In 1919, Vincent, who was then serving as the Chicago Representative of the Ministry of Information, was appointed a Commander of the Order of the British Empire.

Vincent was an independent member of Seanad Éireann from 1931 to 1934. He was elected at a by-election on 28 May 1931 taking the seat vacated by the death of Senator Patrick W. Kenny. He was re-elected in 1931 for 9 years. He resigned on 21 February 1934 due to reasons of ill-health. Patrick Lynch was elected at a by-election to replace him.

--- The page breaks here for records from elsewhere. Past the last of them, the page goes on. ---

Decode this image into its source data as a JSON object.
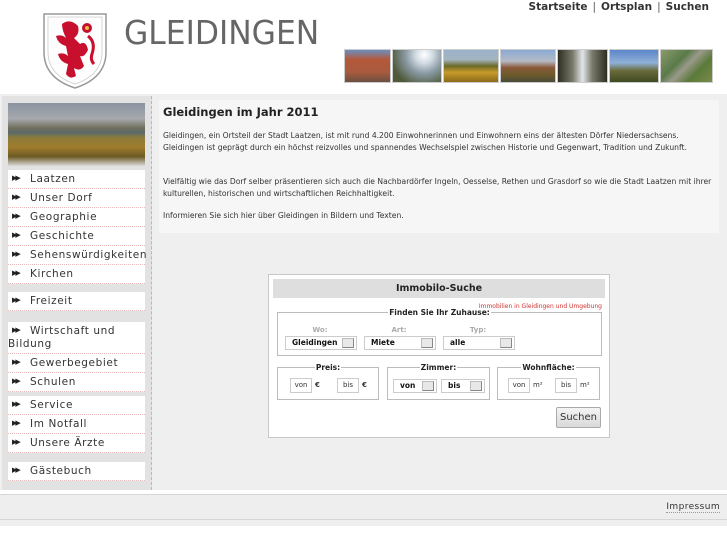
{
  "header": {
    "site_name": "GLEIDINGEN",
    "crest_icon": "coat-of-arms-red-lion",
    "topnav": [
      {
        "label": "Startseite"
      },
      {
        "label": "Ortsplan"
      },
      {
        "label": "Suchen"
      }
    ],
    "separator": "|",
    "photos": [
      {
        "name": "brick-house",
        "colors": [
          "#b5583a",
          "#6b7c8f"
        ]
      },
      {
        "name": "sun-field",
        "colors": [
          "#b8c4cc",
          "#5b6a44"
        ]
      },
      {
        "name": "autumn-meadow",
        "colors": [
          "#8fa8c2",
          "#9a7a22"
        ]
      },
      {
        "name": "church-trees",
        "colors": [
          "#8aa9cf",
          "#7a5a3a"
        ]
      },
      {
        "name": "river-trees",
        "colors": [
          "#d8dde0",
          "#3a3a2a"
        ]
      },
      {
        "name": "tower-sky",
        "colors": [
          "#5b86c8",
          "#4b5a2a"
        ]
      },
      {
        "name": "aerial-view",
        "colors": [
          "#7a8a5a",
          "#4a6a3a"
        ]
      }
    ]
  },
  "sidebar": {
    "groups": [
      {
        "items": [
          {
            "label": "Laatzen"
          },
          {
            "label": "Unser Dorf"
          },
          {
            "label": "Geographie"
          },
          {
            "label": "Geschichte"
          },
          {
            "label": "Sehenswürdigkeiten"
          },
          {
            "label": "Kirchen"
          }
        ]
      },
      {
        "items": [
          {
            "label": "Freizeit"
          }
        ]
      },
      {
        "items": [
          {
            "label": "Wirtschaft und Bildung"
          },
          {
            "label": "Gewerbegebiet"
          },
          {
            "label": "Schulen"
          }
        ]
      },
      {
        "items": [
          {
            "label": "Service"
          },
          {
            "label": "Im Notfall"
          },
          {
            "label": "Unsere Ärzte"
          }
        ]
      },
      {
        "items": [
          {
            "label": "Gästebuch"
          }
        ]
      }
    ],
    "bullet_icon": "double-arrow-right"
  },
  "content": {
    "title": "Gleidingen im Jahr 2011",
    "paragraphs": [
      "Gleidingen, ein Ortsteil der Stadt Laatzen, ist mit rund 4.200 Einwohnerinnen und Einwohnern eins der ältesten Dörfer Niedersachsens. Gleidingen ist geprägt durch ein höchst reizvolles und spannendes Wechselspiel zwischen Historie und Gegenwart, Tradition und Zukunft.",
      "Vielfältig wie das Dorf selber präsentieren sich auch die Nachbardörfer Ingeln, Oesselse, Rethen und Grasdorf so wie die Stadt Laatzen mit ihrer kulturellen, historischen und wirtschaftlichen Reichhaltigkeit.",
      "Informieren Sie sich hier über Gleidingen in Bildern und Texten."
    ]
  },
  "immo": {
    "title": "Immobilo-Suche",
    "subtitle_link": "Immobilien in Gleidingen und Umgebung",
    "find_legend": "Finden Sie Ihr Zuhause:",
    "wo_label": "Wo:",
    "wo_value": "Gleidingen",
    "art_label": "Art:",
    "art_value": "Miete",
    "typ_label": "Typ:",
    "typ_value": "alle",
    "preis_legend": "Preis:",
    "preis_von_placeholder": "von",
    "preis_bis_placeholder": "bis",
    "currency": "€",
    "zimmer_legend": "Zimmer:",
    "zimmer_von": "von",
    "zimmer_bis": "bis",
    "flaeche_legend": "Wohnfläche:",
    "flaeche_von_placeholder": "von",
    "flaeche_bis_placeholder": "bis",
    "area_unit": "m²",
    "search_button": "Suchen",
    "accent_color": "#d0312d"
  },
  "footer": {
    "impressum": "Impressum"
  }
}
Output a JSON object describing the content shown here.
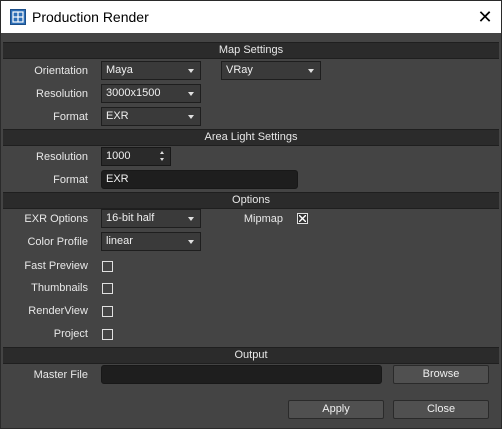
{
  "window": {
    "title": "Production Render",
    "close_glyph": "✕",
    "app_icon": "render-app-icon"
  },
  "sections": {
    "map_settings": "Map Settings",
    "area_light_settings": "Area Light Settings",
    "options": "Options",
    "output": "Output"
  },
  "map_settings": {
    "orientation_label": "Orientation",
    "orientation_value": "Maya",
    "renderer_value": "VRay",
    "resolution_label": "Resolution",
    "resolution_value": "3000x1500",
    "format_label": "Format",
    "format_value": "EXR"
  },
  "area_light_settings": {
    "resolution_label": "Resolution",
    "resolution_value": "1000",
    "format_label": "Format",
    "format_value": "EXR"
  },
  "options": {
    "exr_options_label": "EXR Options",
    "exr_options_value": "16-bit half",
    "mipmap_label": "Mipmap",
    "mipmap_checked": true,
    "color_profile_label": "Color Profile",
    "color_profile_value": "linear",
    "fast_preview_label": "Fast Preview",
    "fast_preview_checked": false,
    "thumbnails_label": "Thumbnails",
    "thumbnails_checked": false,
    "renderview_label": "RenderView",
    "renderview_checked": false,
    "project_label": "Project",
    "project_checked": false
  },
  "output": {
    "master_file_label": "Master File",
    "master_file_value": "",
    "browse_label": "Browse"
  },
  "footer": {
    "apply_label": "Apply",
    "close_label": "Close"
  }
}
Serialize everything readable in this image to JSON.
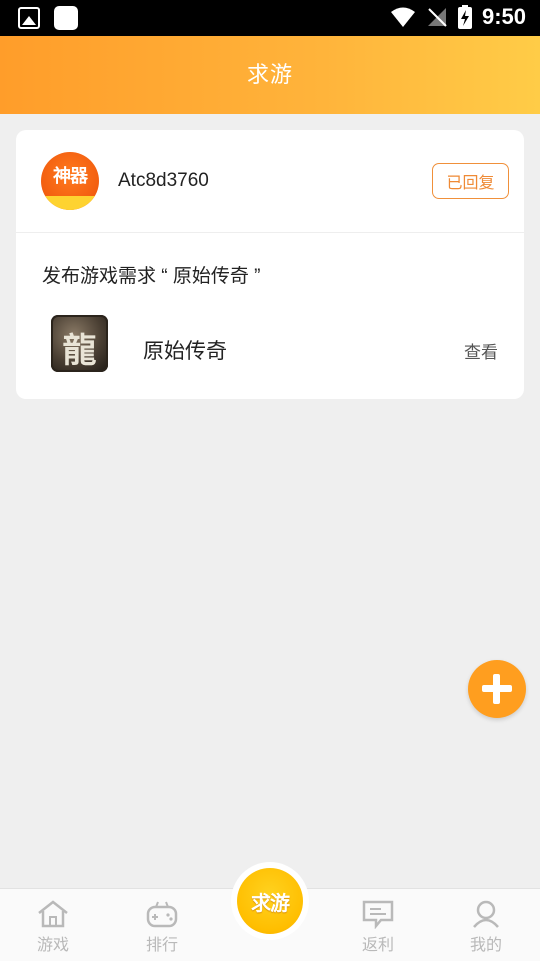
{
  "status_bar": {
    "time": "9:50"
  },
  "header": {
    "title": "求游"
  },
  "post": {
    "avatar_text": "神器",
    "username": "Atc8d3760",
    "status_button": "已回复",
    "request_text": "发布游戏需求 “ 原始传奇 ”",
    "game": {
      "icon_glyph": "龍",
      "name": "原始传奇",
      "view_label": "查看"
    }
  },
  "bottom_nav": {
    "items": [
      {
        "label": "游戏",
        "icon": "home-icon"
      },
      {
        "label": "排行",
        "icon": "gamepad-icon"
      },
      {
        "label": "求游",
        "icon": "request-game-icon"
      },
      {
        "label": "返利",
        "icon": "message-icon"
      },
      {
        "label": "我的",
        "icon": "user-icon"
      }
    ]
  },
  "colors": {
    "accent": "#ff9e1f",
    "header_start": "#ff9d2a",
    "header_end": "#ffcc47",
    "inactive": "#b9b9b9"
  }
}
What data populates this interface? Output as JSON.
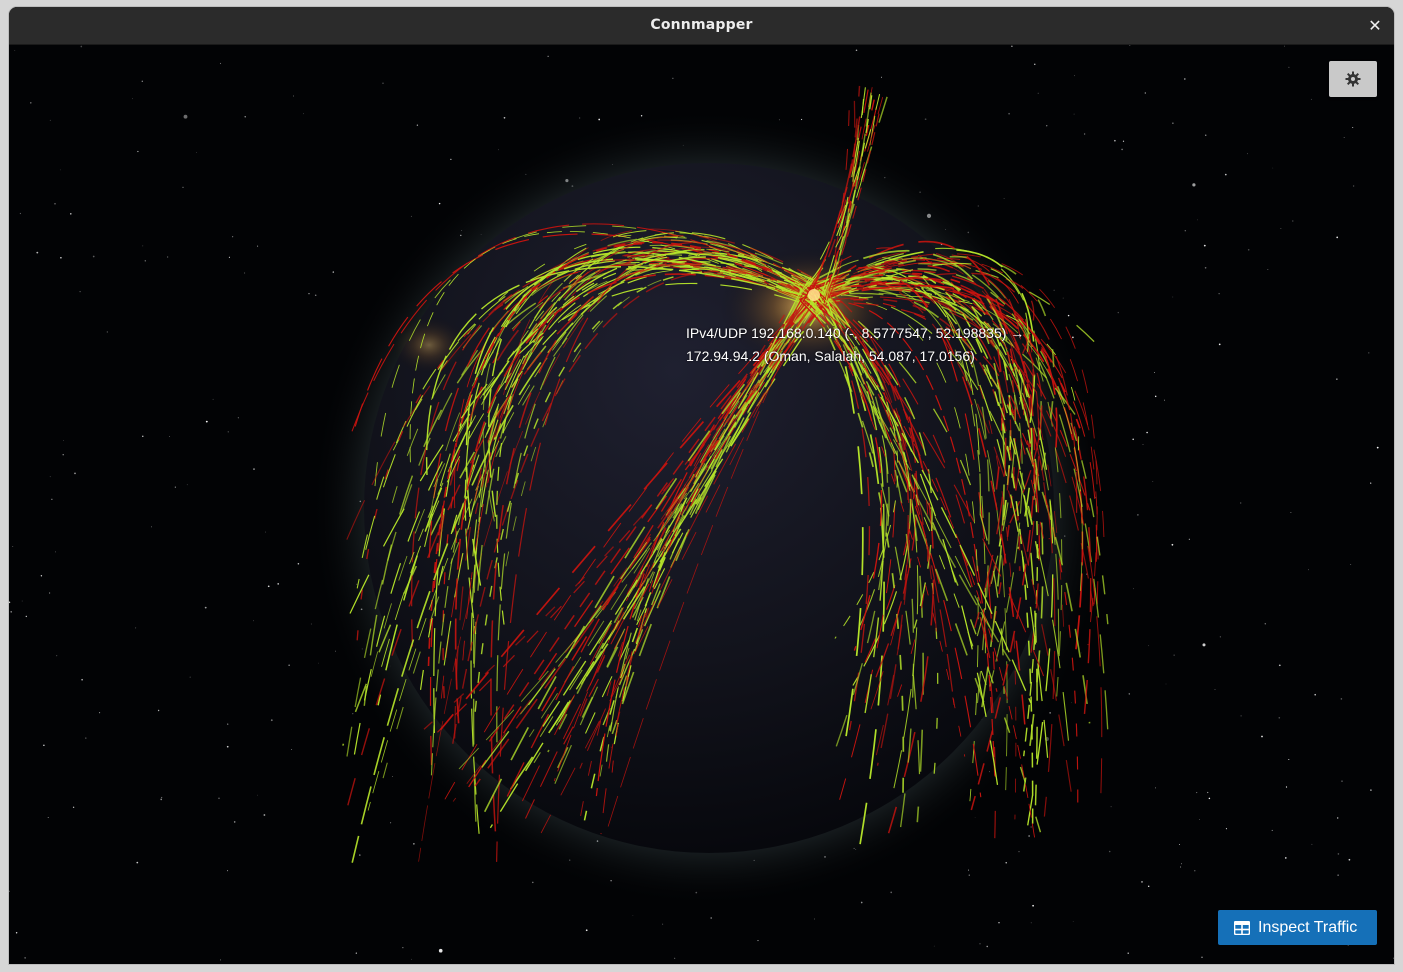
{
  "window": {
    "title": "Connmapper",
    "close_glyph": "✕"
  },
  "toolbar": {
    "settings_icon": "gear-icon",
    "inspect_label": "Inspect Traffic",
    "inspect_icon": "table-icon"
  },
  "connection": {
    "line1": "IPv4/UDP 192.168.0.140 (-, 8.5777547, 52.198835) →",
    "line2": "172.94.94.2 (Oman, Salalah, 54.087, 17.0156)"
  },
  "colors": {
    "arc_red": "#c8140f",
    "arc_yellow": "#b5e32a",
    "button_blue": "#1570b8",
    "settings_bg": "#c9c9c9",
    "titlebar": "#2b2b2b"
  }
}
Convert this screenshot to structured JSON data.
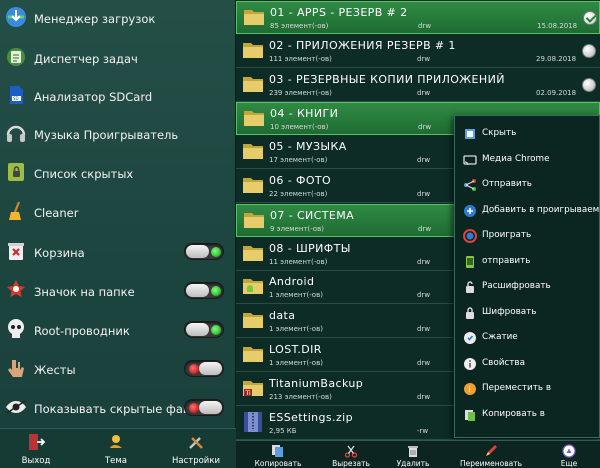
{
  "drawer": {
    "items": [
      {
        "label": "Менеджер загрузок",
        "icon": "download-manager-icon"
      },
      {
        "label": "Диспетчер задач",
        "icon": "task-manager-icon"
      },
      {
        "label": "Анализатор SDCard",
        "icon": "sdcard-icon"
      },
      {
        "label": "Музыка Проигрыватель",
        "icon": "headphones-icon"
      },
      {
        "label": "Список скрытых",
        "icon": "hidden-list-icon"
      },
      {
        "label": "Cleaner",
        "icon": "broom-icon"
      },
      {
        "label": "Корзина",
        "icon": "trash-icon",
        "toggle": "on"
      },
      {
        "label": "Значок на папке",
        "icon": "folder-badge-icon",
        "toggle": "on"
      },
      {
        "label": "Root-проводник",
        "icon": "skull-icon",
        "toggle": "on"
      },
      {
        "label": "Жесты",
        "icon": "gesture-hand-icon",
        "toggle": "off"
      },
      {
        "label": "Показывать скрытые файлы",
        "icon": "eye-icon",
        "toggle": "off"
      }
    ],
    "bottom": [
      {
        "label": "Выход",
        "icon": "exit-icon"
      },
      {
        "label": "Тема",
        "icon": "theme-icon"
      },
      {
        "label": "Настройки",
        "icon": "settings-icon"
      }
    ]
  },
  "files": [
    {
      "name": "01 - APPS - РЕЗЕРВ # 2",
      "sub": "85 элемент(-ов)",
      "perm": "drw",
      "date": "15.08.2018",
      "selected": true,
      "checked": true,
      "type": "folder"
    },
    {
      "name": "02 - ПРИЛОЖЕНИЯ РЕЗЕРВ # 1",
      "sub": "111 элемент(-ов)",
      "perm": "drw",
      "date": "29.08.2018",
      "type": "folder"
    },
    {
      "name": "03 - РЕЗЕРВНЫЕ КОПИИ ПРИЛОЖЕНИЙ",
      "sub": "239 элемент(-ов)",
      "perm": "drw",
      "date": "02.09.2018",
      "type": "folder"
    },
    {
      "name": "04 - КНИГИ",
      "sub": "10 элемент(-ов)",
      "perm": "drw",
      "date": "",
      "selected": true,
      "type": "folder"
    },
    {
      "name": "05 - МУЗЫКА",
      "sub": "17 элемент(-ов)",
      "perm": "drw",
      "date": "",
      "type": "folder"
    },
    {
      "name": "06 - ФОТО",
      "sub": "22 элемент(-ов)",
      "perm": "drw",
      "date": "",
      "type": "folder"
    },
    {
      "name": "07 - СИСТЕМА",
      "sub": "9 элемент(-ов)",
      "perm": "drw",
      "date": "",
      "selected": true,
      "type": "folder"
    },
    {
      "name": "08 - ШРИФТЫ",
      "sub": "11 элемент(-ов)",
      "perm": "drw",
      "date": "",
      "type": "folder"
    },
    {
      "name": "Android",
      "sub": "1 элемент(-ов)",
      "perm": "drw",
      "date": "",
      "type": "android"
    },
    {
      "name": "data",
      "sub": "1 элемент(-ов)",
      "perm": "drw",
      "date": "",
      "type": "folder"
    },
    {
      "name": "LOST.DIR",
      "sub": "1 элемент(-ов)",
      "perm": "drw",
      "date": "",
      "type": "folder"
    },
    {
      "name": "TitaniumBackup",
      "sub": "213 элемент(-ов)",
      "perm": "drw",
      "date": "",
      "type": "titanium"
    },
    {
      "name": "ESSettings.zip",
      "sub": "2,95 КБ",
      "perm": "-rw",
      "date": "",
      "type": "zip"
    }
  ],
  "menu": [
    {
      "label": "Скрыть",
      "icon": "hide-icon"
    },
    {
      "label": "Медиа Chrome",
      "icon": "cast-icon"
    },
    {
      "label": "Отправить",
      "icon": "share-icon"
    },
    {
      "label": "Добавить в проигрываемые",
      "icon": "playlist-add-icon"
    },
    {
      "label": "Проиграть",
      "icon": "play-icon"
    },
    {
      "label": "отправить",
      "icon": "send-icon"
    },
    {
      "label": "Расшифровать",
      "icon": "unlock-icon"
    },
    {
      "label": "Шифровать",
      "icon": "lock-icon"
    },
    {
      "label": "Сжатие",
      "icon": "compress-icon"
    },
    {
      "label": "Свойства",
      "icon": "info-icon"
    },
    {
      "label": "Переместить в",
      "icon": "move-icon"
    },
    {
      "label": "Копировать в",
      "icon": "copy-to-icon"
    }
  ],
  "toolbar": [
    {
      "label": "Копировать",
      "icon": "copy-icon"
    },
    {
      "label": "Вырезать",
      "icon": "cut-icon"
    },
    {
      "label": "Удалить",
      "icon": "delete-icon"
    },
    {
      "label": "Переименовать",
      "icon": "rename-icon"
    },
    {
      "label": "Еще",
      "icon": "more-icon"
    }
  ]
}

In 1932, finding the management and expense of the Muckross estate too complex and too expensive, Vincent and his parents-in-law Mr and Mrs William Bowers Bourn donated Muckross House and its 11,000 acres estate to the Irish state as a memorial to Maud Bourn Vincent. It now forms part of Killarney National Park. In 1937, he left Ireland for Monaco, where he lived for most of the rest of his life. Only during World War II did he come back to Ireland. He is buried in the Killegy graveyard near Muckross House.

==Personal life==

Vincent married Maud Bowers Bourn, the daughter of William Bowers Bourn in 1910. They had two children, Elizabeth Bourn and Arthur William Bourn. Maud died from pneumonia in 1929. Vincent married Dorothy Hughes (née Croutear) in 1933.